Hello,
I am attempting to target an alternative transcript of a gene and generate an expression level read count for this one specific gene. I have BAM files already aligned to Hg19. For the gene I have the genome location and the entire sequence. I have attempted the following:
Creating a Bed file with the start and end sequence of each of the alternative splice variants and the number of exons each one has. When utilizing bedtools and CoverageBed this results in identical read counts for each transcript due to the large overlap in chromosomal location.
I have additionally looked into Miso and the gff-alternative event annotation format. This seems like it may work though I do not understand how to create such a file. I have looked into the premade gff annotation files made by Miso but when I searched for the specific variant of my gene. It showed up in multiple entries, with none of them matching the chromosomal location of the gene I am looking for. I would really appreciate some help!!!

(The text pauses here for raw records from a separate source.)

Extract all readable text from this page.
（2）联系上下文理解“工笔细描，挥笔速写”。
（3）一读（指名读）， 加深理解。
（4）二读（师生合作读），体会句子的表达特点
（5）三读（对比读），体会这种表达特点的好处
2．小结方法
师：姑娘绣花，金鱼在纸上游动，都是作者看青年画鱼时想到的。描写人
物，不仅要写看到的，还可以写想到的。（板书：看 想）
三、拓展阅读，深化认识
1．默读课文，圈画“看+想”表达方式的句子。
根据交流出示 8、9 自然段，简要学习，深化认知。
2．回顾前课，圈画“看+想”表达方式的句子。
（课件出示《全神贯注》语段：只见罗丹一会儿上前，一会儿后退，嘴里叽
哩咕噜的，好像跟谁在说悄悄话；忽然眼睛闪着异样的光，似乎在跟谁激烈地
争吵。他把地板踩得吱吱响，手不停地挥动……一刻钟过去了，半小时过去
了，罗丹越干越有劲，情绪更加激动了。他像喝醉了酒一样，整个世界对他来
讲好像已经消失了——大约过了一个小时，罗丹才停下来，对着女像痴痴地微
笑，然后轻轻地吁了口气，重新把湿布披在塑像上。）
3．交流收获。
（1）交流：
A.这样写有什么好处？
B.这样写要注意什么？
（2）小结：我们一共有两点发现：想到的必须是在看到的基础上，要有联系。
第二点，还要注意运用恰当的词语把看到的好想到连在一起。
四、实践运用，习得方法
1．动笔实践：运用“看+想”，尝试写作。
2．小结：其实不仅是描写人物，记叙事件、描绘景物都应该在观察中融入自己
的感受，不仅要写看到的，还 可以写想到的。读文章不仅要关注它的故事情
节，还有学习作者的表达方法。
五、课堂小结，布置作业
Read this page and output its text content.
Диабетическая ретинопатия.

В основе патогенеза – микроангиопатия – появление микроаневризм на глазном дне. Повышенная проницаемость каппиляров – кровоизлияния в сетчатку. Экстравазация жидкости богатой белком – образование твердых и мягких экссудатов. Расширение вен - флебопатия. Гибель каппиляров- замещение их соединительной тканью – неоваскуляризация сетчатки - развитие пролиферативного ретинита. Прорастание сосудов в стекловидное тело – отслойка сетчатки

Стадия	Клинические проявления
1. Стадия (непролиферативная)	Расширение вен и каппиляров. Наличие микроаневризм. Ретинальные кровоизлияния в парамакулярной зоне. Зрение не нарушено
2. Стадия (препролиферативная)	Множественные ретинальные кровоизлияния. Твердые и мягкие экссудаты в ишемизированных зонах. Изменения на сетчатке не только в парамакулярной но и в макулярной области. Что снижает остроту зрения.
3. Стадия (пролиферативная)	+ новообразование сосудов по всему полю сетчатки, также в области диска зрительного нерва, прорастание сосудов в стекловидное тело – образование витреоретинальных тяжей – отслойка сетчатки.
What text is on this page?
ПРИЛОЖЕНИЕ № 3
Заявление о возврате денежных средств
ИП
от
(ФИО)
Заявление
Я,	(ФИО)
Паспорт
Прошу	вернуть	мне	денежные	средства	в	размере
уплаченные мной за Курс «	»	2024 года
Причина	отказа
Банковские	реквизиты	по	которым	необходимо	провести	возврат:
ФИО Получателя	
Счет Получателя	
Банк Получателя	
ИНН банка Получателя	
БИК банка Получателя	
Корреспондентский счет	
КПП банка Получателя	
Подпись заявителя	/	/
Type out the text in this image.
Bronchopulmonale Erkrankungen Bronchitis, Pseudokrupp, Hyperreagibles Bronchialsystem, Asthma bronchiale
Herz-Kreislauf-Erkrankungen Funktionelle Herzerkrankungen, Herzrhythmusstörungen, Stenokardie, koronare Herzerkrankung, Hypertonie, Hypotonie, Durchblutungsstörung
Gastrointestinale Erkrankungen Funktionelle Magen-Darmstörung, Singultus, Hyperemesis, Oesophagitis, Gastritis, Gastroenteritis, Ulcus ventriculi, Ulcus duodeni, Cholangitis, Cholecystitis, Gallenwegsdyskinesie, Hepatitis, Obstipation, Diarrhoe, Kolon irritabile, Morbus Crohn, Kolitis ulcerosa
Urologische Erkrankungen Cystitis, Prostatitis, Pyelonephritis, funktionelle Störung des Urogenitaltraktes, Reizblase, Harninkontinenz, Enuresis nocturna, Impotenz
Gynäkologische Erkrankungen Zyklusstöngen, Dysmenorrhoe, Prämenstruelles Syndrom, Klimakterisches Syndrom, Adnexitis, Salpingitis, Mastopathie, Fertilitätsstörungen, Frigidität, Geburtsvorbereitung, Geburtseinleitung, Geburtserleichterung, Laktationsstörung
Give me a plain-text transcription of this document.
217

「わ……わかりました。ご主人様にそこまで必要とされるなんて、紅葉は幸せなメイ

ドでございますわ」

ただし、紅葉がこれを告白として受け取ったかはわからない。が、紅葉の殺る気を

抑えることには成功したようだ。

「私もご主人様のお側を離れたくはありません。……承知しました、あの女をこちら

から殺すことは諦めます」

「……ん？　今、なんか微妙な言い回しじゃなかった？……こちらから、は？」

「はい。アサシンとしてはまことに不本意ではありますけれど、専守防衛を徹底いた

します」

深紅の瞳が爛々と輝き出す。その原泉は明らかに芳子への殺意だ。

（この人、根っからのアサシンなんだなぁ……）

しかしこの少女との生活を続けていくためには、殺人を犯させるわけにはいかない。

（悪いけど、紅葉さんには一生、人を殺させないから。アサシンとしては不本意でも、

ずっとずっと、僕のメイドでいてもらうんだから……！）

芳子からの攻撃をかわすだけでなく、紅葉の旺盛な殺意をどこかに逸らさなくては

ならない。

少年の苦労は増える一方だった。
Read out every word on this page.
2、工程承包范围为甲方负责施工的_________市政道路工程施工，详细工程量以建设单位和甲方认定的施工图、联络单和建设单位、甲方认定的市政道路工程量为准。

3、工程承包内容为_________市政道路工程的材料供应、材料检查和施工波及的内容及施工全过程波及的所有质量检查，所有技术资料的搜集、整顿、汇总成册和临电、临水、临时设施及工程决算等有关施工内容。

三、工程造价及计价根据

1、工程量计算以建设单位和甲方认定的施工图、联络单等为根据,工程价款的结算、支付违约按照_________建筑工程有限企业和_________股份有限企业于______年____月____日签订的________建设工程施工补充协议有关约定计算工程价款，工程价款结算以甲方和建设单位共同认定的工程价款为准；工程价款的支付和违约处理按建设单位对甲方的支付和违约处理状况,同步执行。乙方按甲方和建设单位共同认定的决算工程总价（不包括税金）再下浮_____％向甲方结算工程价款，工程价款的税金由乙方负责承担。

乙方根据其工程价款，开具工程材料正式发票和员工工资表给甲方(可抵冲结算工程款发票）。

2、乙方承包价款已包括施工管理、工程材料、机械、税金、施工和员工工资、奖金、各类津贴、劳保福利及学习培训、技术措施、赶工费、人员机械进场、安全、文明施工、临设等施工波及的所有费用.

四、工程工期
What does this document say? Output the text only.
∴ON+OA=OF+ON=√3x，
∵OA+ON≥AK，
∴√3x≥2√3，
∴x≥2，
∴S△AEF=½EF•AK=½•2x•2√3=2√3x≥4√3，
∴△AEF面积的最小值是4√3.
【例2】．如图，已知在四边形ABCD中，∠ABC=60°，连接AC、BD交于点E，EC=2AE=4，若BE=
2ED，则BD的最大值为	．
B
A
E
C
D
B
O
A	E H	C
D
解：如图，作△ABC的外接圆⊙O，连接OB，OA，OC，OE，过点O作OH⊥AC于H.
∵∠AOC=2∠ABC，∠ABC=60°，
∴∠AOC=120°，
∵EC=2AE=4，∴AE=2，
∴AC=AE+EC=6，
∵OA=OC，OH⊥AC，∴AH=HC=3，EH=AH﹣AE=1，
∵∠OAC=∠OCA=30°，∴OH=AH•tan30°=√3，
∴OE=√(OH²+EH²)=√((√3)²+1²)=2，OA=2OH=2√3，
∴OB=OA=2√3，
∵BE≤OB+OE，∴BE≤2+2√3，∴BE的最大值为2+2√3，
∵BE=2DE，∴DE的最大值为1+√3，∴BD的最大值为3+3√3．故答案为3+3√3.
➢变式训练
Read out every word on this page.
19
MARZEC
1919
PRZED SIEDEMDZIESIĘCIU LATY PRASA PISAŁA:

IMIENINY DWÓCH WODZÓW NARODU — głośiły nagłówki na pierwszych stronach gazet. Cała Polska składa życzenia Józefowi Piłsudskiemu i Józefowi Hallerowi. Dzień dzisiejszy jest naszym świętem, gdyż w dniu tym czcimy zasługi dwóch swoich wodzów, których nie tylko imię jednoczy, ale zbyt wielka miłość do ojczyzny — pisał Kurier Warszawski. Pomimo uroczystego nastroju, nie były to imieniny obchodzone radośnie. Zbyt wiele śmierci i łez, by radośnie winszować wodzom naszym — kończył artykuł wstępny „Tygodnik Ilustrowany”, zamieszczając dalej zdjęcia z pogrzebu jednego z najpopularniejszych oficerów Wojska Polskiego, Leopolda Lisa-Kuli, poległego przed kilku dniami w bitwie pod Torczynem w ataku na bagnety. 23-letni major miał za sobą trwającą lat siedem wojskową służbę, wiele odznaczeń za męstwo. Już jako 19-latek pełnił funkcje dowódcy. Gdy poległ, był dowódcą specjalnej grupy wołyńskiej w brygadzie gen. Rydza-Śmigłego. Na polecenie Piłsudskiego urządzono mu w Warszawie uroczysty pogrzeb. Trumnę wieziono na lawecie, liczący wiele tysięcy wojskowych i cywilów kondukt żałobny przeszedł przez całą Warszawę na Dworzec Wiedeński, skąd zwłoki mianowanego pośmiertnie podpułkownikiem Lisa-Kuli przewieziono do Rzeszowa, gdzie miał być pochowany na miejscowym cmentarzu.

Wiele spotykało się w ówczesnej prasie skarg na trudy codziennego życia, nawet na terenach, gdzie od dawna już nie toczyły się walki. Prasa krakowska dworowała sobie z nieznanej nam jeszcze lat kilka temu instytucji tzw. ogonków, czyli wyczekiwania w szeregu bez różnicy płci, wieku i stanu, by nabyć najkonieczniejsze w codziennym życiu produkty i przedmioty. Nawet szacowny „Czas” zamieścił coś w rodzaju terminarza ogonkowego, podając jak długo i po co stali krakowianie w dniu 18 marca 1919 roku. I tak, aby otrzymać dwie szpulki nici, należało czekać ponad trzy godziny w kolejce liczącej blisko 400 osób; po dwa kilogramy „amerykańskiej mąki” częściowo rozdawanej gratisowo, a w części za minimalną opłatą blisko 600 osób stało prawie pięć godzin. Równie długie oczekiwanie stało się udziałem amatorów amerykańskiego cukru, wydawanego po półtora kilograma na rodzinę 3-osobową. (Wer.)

Do you want raw counts or normalized expression values will do? If the latter is fine then you can use Cuffquant & Cuffnorm to get isoform expression of a gene. It will not give you raw read counts but will give normalized expression values & FPKM values. To get raw counts, DEXSeq may be your problem's solution.
The issue I am running into which both cuffquant and cuffnorm also have is how to create an annotation file, either BED or GFF because these file formats only require the chromosomal location of the gene. In my case the different alternative splice variants of this gene all overlap. So with only that information the reads between all the alternative splice variants will be identical. Is there a away around this?